Melody Graulich, Utah State University:
While Stacy Alaimo controls a wide range of theoretical reading, she does so with clarity, agility, and restraint. It is rare to see so theoretically sophisticated a writer as Alaimo so attentive to individual images and so playful with her own language. Her new and brilliant insights and her attention to texts totally overlooked in the field make Undomesticated Ground a significant contribution to ecocriticism, women's studies, and American Studies.
Undomesticated Ground is an important and informative book, and it should set the stage for an enlivened discussion of nature and feminism.
Nancy Walker, Vanderbilt University:
Undomesticated Ground engages important issues in feminist debate about women and nature. It will be controversial in some quarters, but it will be considered seriously by readers, and one can ask little more.

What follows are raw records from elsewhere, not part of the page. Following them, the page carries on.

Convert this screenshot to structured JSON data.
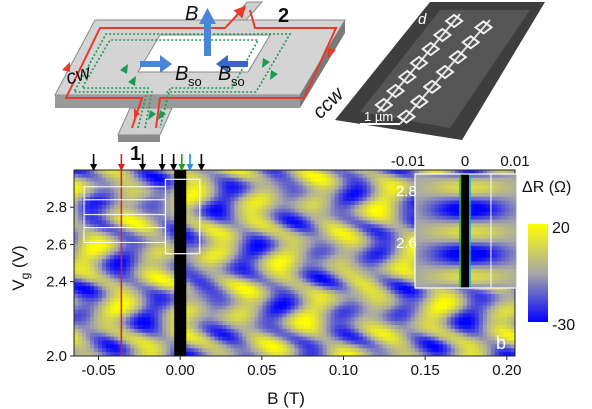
{
  "panel_a": {
    "labels": {
      "B": "B",
      "terminal_2": "2",
      "terminal_1": "1",
      "cw": "cw",
      "ccw": "ccw",
      "bso": "B",
      "bso_sub": "so"
    },
    "colors": {
      "cw_path": "#e83a2a",
      "ccw_path": "#1a9a55",
      "field_arrow": "#4a86d8",
      "device": "#b8b8b8"
    }
  },
  "panel_d": {
    "label": "d",
    "scalebar": "1 µm"
  },
  "panel_b": {
    "label": "b",
    "colorbar": {
      "title": "ΔR (Ω)",
      "max_label": "20",
      "min_label": "-30",
      "max_color": "#ffff00",
      "mid_color": "#a8a8a8",
      "min_color": "#0000ff"
    },
    "inset": {
      "x_ticks": [
        "-0.01",
        "0",
        "0.01"
      ],
      "y_ticks": [
        "2.8",
        "2.6"
      ]
    },
    "marker_arrows": [
      {
        "x": -0.053,
        "color": "#000000"
      },
      {
        "x": -0.036,
        "color": "#e02020"
      },
      {
        "x": -0.023,
        "color": "#000000"
      },
      {
        "x": -0.011,
        "color": "#000000"
      },
      {
        "x": -0.004,
        "color": "#000000"
      },
      {
        "x": 0.001,
        "color": "#20a020"
      },
      {
        "x": 0.006,
        "color": "#2090e0"
      },
      {
        "x": 0.013,
        "color": "#000000"
      }
    ],
    "red_line_x": -0.036
  },
  "chart_data": {
    "type": "heatmap",
    "xlabel": "B (T)",
    "ylabel": "Vg (V)",
    "xlim": [
      -0.065,
      0.205
    ],
    "ylim": [
      2.0,
      3.0
    ],
    "x_ticks": [
      "-0.05",
      "0.00",
      "0.05",
      "0.10",
      "0.15",
      "0.20"
    ],
    "x_tick_values": [
      -0.05,
      0.0,
      0.05,
      0.1,
      0.15,
      0.2
    ],
    "y_ticks": [
      "2.0",
      "2.4",
      "2.6",
      "2.8"
    ],
    "y_tick_values": [
      2.0,
      2.4,
      2.6,
      2.8
    ],
    "zlim": [
      -30,
      20
    ]
  }
}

Catriona Sandilands, York University:
Throughout the book, Alaimo shows that women have made subversive use of the particular literary, political, and gender conventions around them to create spaces for and threads of women's liberation that do not rest on a separation from nature.... These insights are complex and generative, and I found Alaimo's analysis to be rich and thought-provoking.... In both form and content, then, this is an important book for ecological scholars of all traditions. Read it with pleasure.
Barbara Ryan, University of Missouri:
Students of nature writing, women's literature, and more familiar forms of imaginary domesticity will find rich insights in Undomesticated Ground.

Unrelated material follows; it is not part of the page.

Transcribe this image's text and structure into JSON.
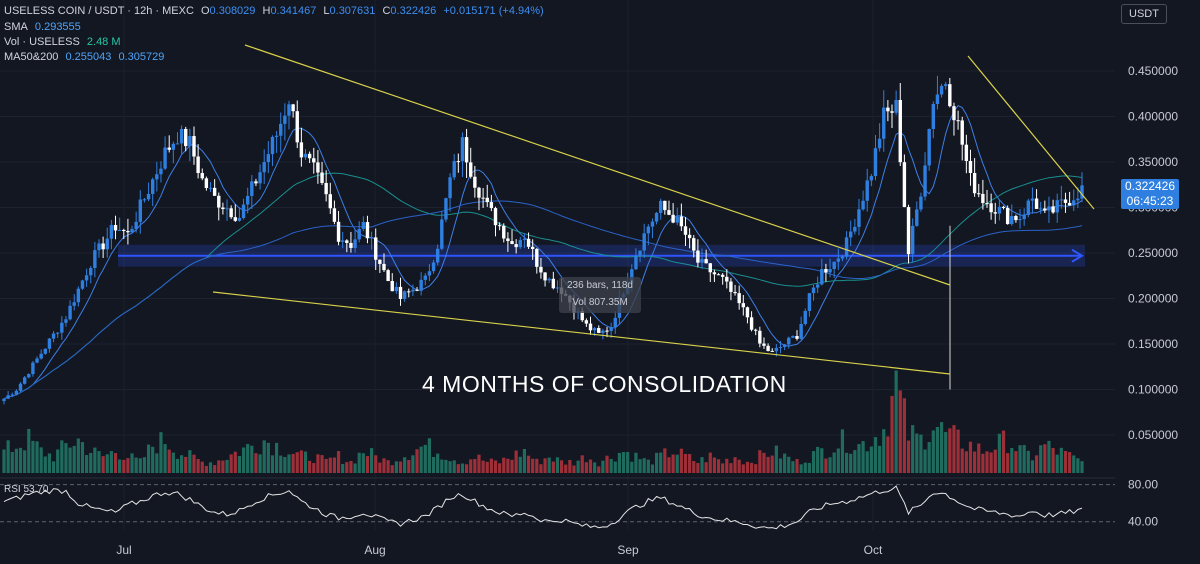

Maureen McKnight, University of Wisconsin:
Stacy Alaimo challenges essentialized conceptions of nature in Undomesticated Ground, calling for nature's reclamation as feminist space.... Alaimo persuasively asserts that feminism will benefit from a more complex understanding of nature's multiple and, at times, contradictory representations.... Her work importantly lays the groundwork by which we can articulate essentialized notions of nature, disrupt them, and then question the framework of dualisms that guides our inquiry.
Paula Rabinowitz, University of Minnesota, author of They Must Be Represented: The Politics of Documentary:
Emma Goldman as ecofeminist? Whales as earth mothers? Feminist cyborgs reclaiming abandoned wastelands? Undomesticated Ground even rediscovers the wacky 1970s feminist erotica Bear. Stacy Alaimo argues that the double valence of the woman–nature connection holds potential traps and benefits for both women and nature because both progressive feminisms and ecofeminism offer two sides of the same maternalist coin. What early twentieth-century writer Mary Austin found in the desert—an undomesticated female space, a hidden wildness tainted by racism—Alaimo finds in a range of American women's prose: fiction by communists; lesbian, postmodern SFers; and even in the well-meaning ecology fundraising letters crowding our mailboxes.
Shannon Sullivan:
Alaimo's Undmesticated Ground: Recasting Nature as Feminist Space ... takes on the important work of dismantling nature–culture dualisms in which culture is viewed as dynamic and nature as static.... Alaimo offers feminists an alternative path in which boundaries between human and nonhuman nature are permeable but not completely collapsed.
Meredith Criglington:
Undomesticated Ground explores a dazzling array of feminist texts that endeavour to inhabit and transform nature as a place of feminist possibility. Throughout, Alaimo remains sensitive to the pitfalls of any alliance between women and nature. The texts are grouped chronologically and thematically, and each is carefully considered in relation to its social and historical moment.